Author here. The last graph actually shows that the problem still happens with CPython's allocator disabled.

Also, to clarify, the amount of memory allocated is actually decreasing (in-use bytes), while the memory allocator requests more and more memory from the system (system bytes), presumably because of fragmentation.

Kenji on March 13, 2017 | | | [–]

>The last graph actually shows that the problem still happens with CPython's allocator disabled.

Excuse my ignorance, but couldn't it still be a problem of the python runtime? I.e. they use malloc wrong, etc?

malisper on March 12, 2017 | | | | [–]

I see. I thought system bytes included the mmaped block of memory (the docs for malloc_stats explicitly say it does not) and I thought the last graph was a demonstration of why the Python memory allocator was necessary.

crististm on March 12, 2017 | [–]

People never learn. News at eleven.

Just the other day was reading N. Wirth objecting on using a resource lavishly just because it was cheap. And just now, in the same front page of HN, some guy wants programmers to stop calling themselves engineers because they aren't.

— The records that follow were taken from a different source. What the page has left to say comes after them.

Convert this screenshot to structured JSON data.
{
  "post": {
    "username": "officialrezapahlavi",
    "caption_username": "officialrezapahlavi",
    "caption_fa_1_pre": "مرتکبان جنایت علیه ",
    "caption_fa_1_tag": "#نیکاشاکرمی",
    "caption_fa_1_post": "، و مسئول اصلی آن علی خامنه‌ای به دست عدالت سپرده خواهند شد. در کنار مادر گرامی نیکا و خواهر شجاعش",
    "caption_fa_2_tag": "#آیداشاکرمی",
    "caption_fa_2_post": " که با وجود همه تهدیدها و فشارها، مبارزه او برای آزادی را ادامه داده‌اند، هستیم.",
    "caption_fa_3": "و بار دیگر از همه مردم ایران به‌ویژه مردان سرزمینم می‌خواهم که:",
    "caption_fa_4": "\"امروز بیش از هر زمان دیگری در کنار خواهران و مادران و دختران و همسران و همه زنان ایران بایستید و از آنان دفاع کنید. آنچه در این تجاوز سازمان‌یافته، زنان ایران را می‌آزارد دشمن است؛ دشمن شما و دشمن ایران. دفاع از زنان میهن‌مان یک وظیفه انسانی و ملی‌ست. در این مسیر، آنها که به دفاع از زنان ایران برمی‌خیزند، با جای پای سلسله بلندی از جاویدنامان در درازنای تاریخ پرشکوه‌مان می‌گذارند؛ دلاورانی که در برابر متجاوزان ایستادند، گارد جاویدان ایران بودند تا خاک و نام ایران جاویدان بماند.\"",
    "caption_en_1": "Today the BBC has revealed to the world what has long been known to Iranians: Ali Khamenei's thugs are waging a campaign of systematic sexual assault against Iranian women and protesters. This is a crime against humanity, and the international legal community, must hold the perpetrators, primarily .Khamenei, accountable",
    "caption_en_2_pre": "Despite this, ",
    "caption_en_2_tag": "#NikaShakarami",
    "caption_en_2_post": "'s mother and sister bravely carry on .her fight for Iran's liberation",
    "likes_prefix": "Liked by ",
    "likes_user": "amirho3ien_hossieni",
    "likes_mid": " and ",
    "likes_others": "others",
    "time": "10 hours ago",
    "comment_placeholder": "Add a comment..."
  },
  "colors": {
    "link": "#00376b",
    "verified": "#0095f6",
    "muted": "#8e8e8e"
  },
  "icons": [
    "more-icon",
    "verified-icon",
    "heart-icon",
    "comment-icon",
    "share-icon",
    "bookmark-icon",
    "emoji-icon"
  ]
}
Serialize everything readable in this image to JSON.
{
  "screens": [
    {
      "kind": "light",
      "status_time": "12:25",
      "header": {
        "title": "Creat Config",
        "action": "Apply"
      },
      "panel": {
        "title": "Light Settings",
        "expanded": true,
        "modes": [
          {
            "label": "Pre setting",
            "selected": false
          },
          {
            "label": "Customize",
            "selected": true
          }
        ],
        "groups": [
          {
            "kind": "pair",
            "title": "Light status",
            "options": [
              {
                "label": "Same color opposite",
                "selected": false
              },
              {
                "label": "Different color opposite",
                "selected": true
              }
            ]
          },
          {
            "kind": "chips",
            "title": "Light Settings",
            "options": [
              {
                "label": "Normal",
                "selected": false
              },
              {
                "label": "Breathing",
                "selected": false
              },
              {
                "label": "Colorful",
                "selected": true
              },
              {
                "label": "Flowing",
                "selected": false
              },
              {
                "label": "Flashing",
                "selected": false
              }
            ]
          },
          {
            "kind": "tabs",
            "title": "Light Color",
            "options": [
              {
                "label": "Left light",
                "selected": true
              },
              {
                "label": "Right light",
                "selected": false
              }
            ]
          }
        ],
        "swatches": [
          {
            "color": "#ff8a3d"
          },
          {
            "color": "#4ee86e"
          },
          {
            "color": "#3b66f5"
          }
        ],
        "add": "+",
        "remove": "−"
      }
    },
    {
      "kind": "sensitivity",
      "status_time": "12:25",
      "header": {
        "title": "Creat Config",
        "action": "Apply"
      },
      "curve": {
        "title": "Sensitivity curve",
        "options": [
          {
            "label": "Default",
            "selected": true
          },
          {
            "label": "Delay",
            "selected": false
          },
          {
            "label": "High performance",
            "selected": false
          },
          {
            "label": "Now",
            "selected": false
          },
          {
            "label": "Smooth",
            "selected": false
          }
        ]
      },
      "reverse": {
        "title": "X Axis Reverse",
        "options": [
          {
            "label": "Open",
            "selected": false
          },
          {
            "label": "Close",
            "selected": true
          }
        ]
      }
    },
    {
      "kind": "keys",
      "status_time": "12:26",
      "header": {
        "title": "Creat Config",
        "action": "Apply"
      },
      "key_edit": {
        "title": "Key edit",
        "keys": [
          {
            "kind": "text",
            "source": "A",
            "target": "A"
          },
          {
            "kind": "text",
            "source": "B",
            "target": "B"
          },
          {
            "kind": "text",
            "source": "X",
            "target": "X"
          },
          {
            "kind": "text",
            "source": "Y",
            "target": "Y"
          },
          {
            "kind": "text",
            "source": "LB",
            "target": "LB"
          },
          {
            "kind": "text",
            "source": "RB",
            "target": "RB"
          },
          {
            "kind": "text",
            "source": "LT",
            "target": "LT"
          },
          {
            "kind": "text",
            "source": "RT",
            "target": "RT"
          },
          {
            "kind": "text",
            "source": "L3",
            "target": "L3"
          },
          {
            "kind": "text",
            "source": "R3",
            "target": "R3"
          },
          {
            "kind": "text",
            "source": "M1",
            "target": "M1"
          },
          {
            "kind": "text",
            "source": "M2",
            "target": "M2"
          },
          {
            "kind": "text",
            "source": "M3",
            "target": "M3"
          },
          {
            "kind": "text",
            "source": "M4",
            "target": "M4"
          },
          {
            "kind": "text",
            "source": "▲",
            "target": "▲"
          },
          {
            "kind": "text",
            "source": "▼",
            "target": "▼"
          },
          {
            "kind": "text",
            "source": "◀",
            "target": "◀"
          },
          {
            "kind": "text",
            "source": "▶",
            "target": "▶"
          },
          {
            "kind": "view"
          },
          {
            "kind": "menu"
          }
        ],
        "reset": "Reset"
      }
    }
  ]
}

Well, let's build a bridge using all the iron we can get our hands on (iron is very cheap you know); or even better, let's use all the RAM in the computer with this program of ours.

dom0 on March 12, 2017 | | [–]

To be fair, the MM primitives that we have today are the same we had in 1979, while the capabilities of the hardware evolved, and the actual needs evolved, too.

For example, caching. It's essentially impossible to do caching at the application layer right unless your cache is also persistent with no durability or consistency needs whatsoever and can be mmaped (and you don't mind total I/O trashage). The persistence part also implies that you must be able to store the entire cache somewhere.

What an application would want here is a mechanism to allocate cache memory that the kernel can throw away, if need be, and notify the application of that, so that the app can adjust. That's not impossible to do, it's just tricky - and beyond POSIX.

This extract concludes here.